If you make any sort of squeaky call or “spishing” noises while walking in the woods, these birds will be among the first to come out and see who’s in their territory. Not bashful or afraid, but always curious.
These birds are regularly seen during woodland outings throughout the year. Another species of nuthatch, while still rare, is becoming more common throughout the province. The white-breasted nuthatch is a larger version of its red-breasted cousin. It has a white breast and large white patches on the sides of its head. When I first started birding in the province they were rarely, if ever, seen. Today, they occasionally turn up at feeders and woodlands.

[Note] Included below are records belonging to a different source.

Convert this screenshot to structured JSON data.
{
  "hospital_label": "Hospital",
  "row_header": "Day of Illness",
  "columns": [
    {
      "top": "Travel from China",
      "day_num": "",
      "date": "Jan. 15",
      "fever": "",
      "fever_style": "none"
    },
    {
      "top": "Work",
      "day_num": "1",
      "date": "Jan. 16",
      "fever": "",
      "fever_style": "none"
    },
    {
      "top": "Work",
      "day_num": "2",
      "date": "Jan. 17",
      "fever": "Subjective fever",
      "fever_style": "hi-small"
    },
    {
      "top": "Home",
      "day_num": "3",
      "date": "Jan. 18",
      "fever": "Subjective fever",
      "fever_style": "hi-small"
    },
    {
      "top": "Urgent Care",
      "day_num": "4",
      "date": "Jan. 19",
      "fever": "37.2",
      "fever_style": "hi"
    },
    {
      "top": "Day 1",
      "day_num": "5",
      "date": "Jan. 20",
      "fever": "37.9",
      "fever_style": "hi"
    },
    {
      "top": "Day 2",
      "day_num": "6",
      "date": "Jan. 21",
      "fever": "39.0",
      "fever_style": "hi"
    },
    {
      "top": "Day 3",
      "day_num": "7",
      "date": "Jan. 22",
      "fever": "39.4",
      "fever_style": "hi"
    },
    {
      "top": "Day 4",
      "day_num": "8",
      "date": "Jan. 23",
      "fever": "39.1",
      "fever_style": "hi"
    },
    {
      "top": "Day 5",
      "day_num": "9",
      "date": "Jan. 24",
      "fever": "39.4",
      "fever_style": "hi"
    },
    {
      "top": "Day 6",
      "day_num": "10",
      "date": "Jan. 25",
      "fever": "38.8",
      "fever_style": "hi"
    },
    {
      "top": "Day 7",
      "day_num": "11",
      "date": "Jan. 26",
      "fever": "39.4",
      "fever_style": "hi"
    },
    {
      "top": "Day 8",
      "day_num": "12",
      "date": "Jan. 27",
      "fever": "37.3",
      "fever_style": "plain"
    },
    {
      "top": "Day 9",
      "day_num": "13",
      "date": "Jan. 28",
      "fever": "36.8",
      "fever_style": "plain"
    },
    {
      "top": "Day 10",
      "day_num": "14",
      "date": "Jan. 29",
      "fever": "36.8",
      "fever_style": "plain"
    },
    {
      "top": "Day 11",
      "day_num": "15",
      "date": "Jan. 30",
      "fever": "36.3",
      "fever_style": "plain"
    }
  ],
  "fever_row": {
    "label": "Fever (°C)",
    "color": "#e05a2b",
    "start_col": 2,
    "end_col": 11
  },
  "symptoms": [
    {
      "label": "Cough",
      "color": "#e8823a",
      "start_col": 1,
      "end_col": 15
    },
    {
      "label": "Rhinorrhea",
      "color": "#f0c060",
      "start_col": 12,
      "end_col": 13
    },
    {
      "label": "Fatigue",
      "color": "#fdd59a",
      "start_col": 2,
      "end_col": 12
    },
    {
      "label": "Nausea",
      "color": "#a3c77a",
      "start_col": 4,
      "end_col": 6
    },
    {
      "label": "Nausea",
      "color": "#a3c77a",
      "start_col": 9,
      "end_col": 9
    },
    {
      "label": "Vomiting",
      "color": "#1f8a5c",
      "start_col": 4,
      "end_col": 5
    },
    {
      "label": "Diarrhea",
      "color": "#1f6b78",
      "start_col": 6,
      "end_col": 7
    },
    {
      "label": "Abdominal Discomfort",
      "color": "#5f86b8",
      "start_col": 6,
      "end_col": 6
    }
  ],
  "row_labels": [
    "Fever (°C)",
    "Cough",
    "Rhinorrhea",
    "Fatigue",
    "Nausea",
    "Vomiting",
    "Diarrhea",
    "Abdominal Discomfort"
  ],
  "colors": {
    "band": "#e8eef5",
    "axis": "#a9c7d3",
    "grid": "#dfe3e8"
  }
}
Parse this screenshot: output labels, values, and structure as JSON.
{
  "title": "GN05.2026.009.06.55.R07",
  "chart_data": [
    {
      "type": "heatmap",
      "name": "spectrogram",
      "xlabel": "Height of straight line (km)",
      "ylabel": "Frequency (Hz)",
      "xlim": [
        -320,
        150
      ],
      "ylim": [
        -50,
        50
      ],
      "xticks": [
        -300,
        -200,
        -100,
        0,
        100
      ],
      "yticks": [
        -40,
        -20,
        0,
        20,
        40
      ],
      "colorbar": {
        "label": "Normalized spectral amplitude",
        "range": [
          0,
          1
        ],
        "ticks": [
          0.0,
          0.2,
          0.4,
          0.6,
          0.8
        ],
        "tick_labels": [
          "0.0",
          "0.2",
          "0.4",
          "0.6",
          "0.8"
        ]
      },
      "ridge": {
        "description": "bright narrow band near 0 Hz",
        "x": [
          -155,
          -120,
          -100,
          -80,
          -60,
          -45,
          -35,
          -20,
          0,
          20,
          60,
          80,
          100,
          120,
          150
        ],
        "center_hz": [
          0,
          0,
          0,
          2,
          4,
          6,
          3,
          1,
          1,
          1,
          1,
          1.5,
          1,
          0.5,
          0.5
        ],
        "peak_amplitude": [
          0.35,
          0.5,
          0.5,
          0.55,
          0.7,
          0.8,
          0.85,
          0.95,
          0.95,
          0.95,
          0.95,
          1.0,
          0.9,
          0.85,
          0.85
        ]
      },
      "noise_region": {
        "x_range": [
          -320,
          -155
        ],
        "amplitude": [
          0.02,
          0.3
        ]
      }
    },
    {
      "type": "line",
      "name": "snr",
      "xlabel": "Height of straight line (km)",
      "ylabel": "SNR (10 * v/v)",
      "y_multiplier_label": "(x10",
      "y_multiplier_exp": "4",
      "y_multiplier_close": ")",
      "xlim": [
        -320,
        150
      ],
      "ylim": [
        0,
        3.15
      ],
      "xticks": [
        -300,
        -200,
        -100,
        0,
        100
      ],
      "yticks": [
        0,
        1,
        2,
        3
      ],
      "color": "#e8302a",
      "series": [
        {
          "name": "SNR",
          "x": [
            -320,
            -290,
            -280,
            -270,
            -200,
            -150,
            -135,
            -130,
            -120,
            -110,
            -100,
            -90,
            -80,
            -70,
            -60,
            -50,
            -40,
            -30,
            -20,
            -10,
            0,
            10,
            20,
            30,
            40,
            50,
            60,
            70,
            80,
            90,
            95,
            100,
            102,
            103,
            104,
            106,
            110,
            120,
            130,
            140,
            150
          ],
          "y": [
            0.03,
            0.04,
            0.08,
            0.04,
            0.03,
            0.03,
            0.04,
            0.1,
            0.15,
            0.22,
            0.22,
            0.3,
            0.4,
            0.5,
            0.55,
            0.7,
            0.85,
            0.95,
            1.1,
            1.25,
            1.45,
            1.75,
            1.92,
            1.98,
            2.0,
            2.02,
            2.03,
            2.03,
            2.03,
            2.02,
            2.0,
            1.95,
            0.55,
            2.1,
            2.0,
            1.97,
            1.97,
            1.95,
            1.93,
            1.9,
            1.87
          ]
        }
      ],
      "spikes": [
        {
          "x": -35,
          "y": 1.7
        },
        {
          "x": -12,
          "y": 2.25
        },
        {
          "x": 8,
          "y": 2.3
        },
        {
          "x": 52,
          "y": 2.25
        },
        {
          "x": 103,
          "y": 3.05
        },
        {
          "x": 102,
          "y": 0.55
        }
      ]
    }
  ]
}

The call of a white-breasted nuthatch is more aggressive than that of the red-breasted nuthatch. If you hear something that sounds like “Ed, Ed, Ed” but louder and with something not quite right, you’ve probably stumbled onto this uncommon species.
Both species nest in cavities in trees, and not very high off the ground. Dead or dying trees (also known as snags, or wildlife trees) are so important in our forests, providing ideal nesting habitat for over 20 species of birds within the province. Nuthatches tend to make precise, almost chiseled entrances to their nests, unlike the rougher nest holes carved out by chickadees. They also use sap to coat the entranceway. It is thought to discourage predators, but in any case it is unusual behaviour.
When away from feeders, these birds will glean insects on and under bark, eat conifer seeds, and hack away at nuts they have stored. The name “nuthatch” is said to come from the tendency of these birds to take nuts and seeds and force them under bark or in a crevice, and then “hack” (or “hatch”) away them.
During winter, you’ll often find nuthatches—especially the red-breasted ones—in mixed flocks with black-capped chickadees and golden-crowned kinglets. Other guests will sometimes join these groups, including dark-eyed juncos, boreal chickadees, purple finches, and American goldfinches.
Red-breasted nuthatches are living proof that birds don’t have to be rare to be appreciated. It is always fun to come across these curious and seemingly joyful little birds, no matter how many you come across. That being said, it is still quite a treat to come across a bossy-sounding white breasted nuthatch. When birding, variety can truly be the spice of life.